The focal point of the story was the departure of Amy and Rory. It goes without saying that Karen and Arthur will be remembered: both have been brilliant actors. It’s been exciting to watch these two mature in their own performances, bringing such a bright, absorbing dynamic to the show that will be missed. Although I found the scene where the characters discover an older Rory to have fallen victim to the Weeping Angels in Winter Quay to be lacking in the emotional intensity it aimed for, Arthur Darvill did deliver the shocking news with a suitably naturalistic conviction: a slight choke in the throat, the news not fully sinking in. It was by the time of the suicide, in defiance against destiny, that I was gripped. The beautiful and haunting simplicity of the dialogue (“It’s marriage”), the slow-motion fall, the dramatic music, all the while the Doctor looks on, would have been a suitable ending for them: an eternal love; together in the end. It’s my personal preference as well: a bittersweet ending that makes their departure unquestionably definitive. The gravitas of such a dark ending, though it sit uncomfortably with some, would have given the story the closure I feel it needed, seeing the Doctor turn volatile with rage and bereavement, resolute that this won’t recur in future.
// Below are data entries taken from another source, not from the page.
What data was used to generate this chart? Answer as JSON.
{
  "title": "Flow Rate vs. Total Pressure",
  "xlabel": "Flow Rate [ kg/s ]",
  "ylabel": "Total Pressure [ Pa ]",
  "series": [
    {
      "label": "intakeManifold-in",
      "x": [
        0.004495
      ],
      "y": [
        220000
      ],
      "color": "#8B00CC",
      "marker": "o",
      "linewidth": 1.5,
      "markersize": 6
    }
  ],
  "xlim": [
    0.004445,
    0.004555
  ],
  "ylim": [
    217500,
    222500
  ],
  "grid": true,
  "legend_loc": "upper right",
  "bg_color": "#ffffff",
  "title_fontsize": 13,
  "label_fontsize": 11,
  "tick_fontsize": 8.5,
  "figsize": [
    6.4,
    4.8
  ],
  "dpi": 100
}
Their actual ending feels lacklustre in comparison. The paradox erases the Weeping Angels from history. Finding themselves in the cemetery, Rory is suddenly zapped by a survivor Angel. Amy decides to join him in the past, to the Doctor’s grief and River’s insistence. I do find River’s lack of emotion to be a little upsetting and the banter between the two feels tacked-on; as if the scene should play out in silence, the Doctor channelling his myriad of emotions through body language, while River, rigid, sheds a single tear, wipes it away, and, in a single sentence, tells the Doctor to find someone who he might listen to – cut to the last page sequence.
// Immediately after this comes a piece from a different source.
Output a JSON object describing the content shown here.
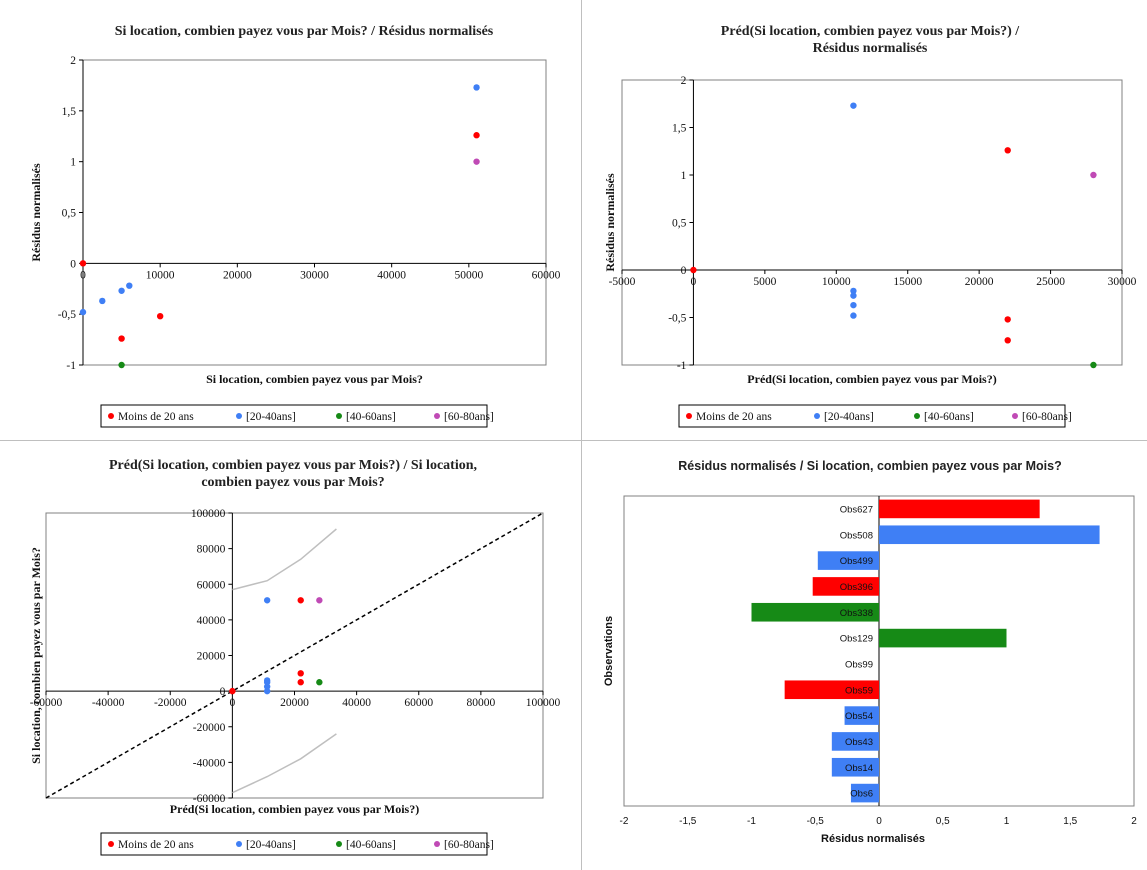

Lastly, I have to discuss the situation of River Song. I wholeheartedly disagree with how the character has been developed. That aside, the story did attempt to add a layer of humanity to her sociopathic, flirtatious personality of late, during the scene where the Doctor learns she in fact snapped her wrist to escape Grayle’s captive Angel’s grasp, her hand bloody from the damage. It certainly put the Doctor’s dearth of maturity into perspective when she hotly slapped him for being a sentimental fool, using regeneration energy to heal the wound.
Overall Verdict: 8/10
In conclusion, The Angels Take Manhattan was a fairly emotional and atmospheric story, returning the Weeping Angels to form, with the Cherubim being a delightfully sinister addition to their mythology. As the end to an era, I’m ambivalent: I prefer the original death. Events may come full circle with a photographic finish on the young Amelia Pond, a sophisticated freeze-frame, but the noir aesthetics didn’t feel enriching enough and could easily have contributed to a more ‘Gothic’ evocation of the Angels’ menacing design.